Published online by Cambridge University Press: 22 February 2024
Abstract: Parmigianino's drawing of a witch riding a prodigious phallus, known today through two late print versions, has often been excluded from studies on early modern witchcraft and sexuality but is in fact indispensable to both. Its outward bawdiness belies a multilayered commentary on witchcraft lore and praxis. In each layer the phallus assumes a different function, oscillating between the literal and the figurative, the real and the fantastic. It relates, severally, to a man dominated by a witch, a castrated male organ, a demonic disguise, and a shielding amulet. Harboring sober ideas behind a superficially amusing facade, Witch Riding on a Phallus in effect canvasses a range of alternative reactions to the witchcraft phenomenon.
Keywords: humor, upside-down world, demonic illusion, delusion, Evil Eye, amulet
With characteristic verve, the Venetian satirist Nicolo Franco composed the following sonnet-shaped riddle, one of the delicious bawdy poems in his La Priapea of 1541: “It does not have feet but goes in and out. It is disarmed, but it has great courage. It does not have an edge, but is sufficient to cause blood. … It seems a great miracle because without ears it hears every noise, because it has no nose and yet likes to smell. It has no eyes, but it sees where to go.” Alas, the solution to the riddle is given at its very outset: “A great thing is the cock (cazzo), if we want to look at it.” This riddle, whereby the penis receives a life of its own—perhaps that of a warrior, in extension of the sex-as-warfare metaphor—is but one example among a plethora of genital humor, metaphors, and animation in Italian Renaissance learned erotica.

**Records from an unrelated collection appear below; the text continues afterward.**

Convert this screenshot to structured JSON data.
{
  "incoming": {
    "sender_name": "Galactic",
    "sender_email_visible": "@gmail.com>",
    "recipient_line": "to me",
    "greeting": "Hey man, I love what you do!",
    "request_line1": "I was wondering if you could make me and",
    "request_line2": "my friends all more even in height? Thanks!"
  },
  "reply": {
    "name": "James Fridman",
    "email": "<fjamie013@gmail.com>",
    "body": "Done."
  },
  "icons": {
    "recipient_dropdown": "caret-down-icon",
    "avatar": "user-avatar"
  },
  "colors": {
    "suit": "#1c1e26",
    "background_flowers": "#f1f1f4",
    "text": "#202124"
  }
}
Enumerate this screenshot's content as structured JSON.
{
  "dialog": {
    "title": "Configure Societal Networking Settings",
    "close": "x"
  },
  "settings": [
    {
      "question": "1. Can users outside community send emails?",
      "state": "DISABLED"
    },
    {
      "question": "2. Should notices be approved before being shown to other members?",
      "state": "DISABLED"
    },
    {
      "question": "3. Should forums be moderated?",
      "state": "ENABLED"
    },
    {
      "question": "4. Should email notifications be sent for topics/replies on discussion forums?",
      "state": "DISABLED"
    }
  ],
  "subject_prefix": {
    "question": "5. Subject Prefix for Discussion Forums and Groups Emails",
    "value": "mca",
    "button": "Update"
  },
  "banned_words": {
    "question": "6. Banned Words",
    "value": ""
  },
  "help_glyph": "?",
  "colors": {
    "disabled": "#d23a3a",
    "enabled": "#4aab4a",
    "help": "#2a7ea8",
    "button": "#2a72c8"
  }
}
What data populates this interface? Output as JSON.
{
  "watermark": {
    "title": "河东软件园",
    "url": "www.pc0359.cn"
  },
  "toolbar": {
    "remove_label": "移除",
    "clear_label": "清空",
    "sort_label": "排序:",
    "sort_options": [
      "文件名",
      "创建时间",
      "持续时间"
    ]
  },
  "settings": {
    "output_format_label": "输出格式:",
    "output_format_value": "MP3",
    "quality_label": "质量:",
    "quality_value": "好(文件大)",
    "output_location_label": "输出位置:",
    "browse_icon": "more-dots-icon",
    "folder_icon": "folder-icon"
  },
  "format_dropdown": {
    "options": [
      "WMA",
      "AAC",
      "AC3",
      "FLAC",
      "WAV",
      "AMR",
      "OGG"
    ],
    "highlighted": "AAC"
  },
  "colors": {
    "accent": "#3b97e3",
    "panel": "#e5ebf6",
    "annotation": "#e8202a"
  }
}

Indeed, as Patricia Simons points out, in early modern Europe “male genitals give rise to logorrhea, to countless slang terms, verbal jokes and insults, to written and visual metaphors, double or multiple entendres, allusions, euphemisms and visual signifiers of power, puns, and play.” Her study shows the amplitude and variety of phallic symbols and double entendres in early modern art, from spades and lances to gourds and ladles. Less common at the time were artworks that reverse the path by which Franco's riddle is intended to be deciphered: instead of employing phallic motifs, these artworks flagrantly display virile members that invite the viewer to tease out manifold concepts and notions.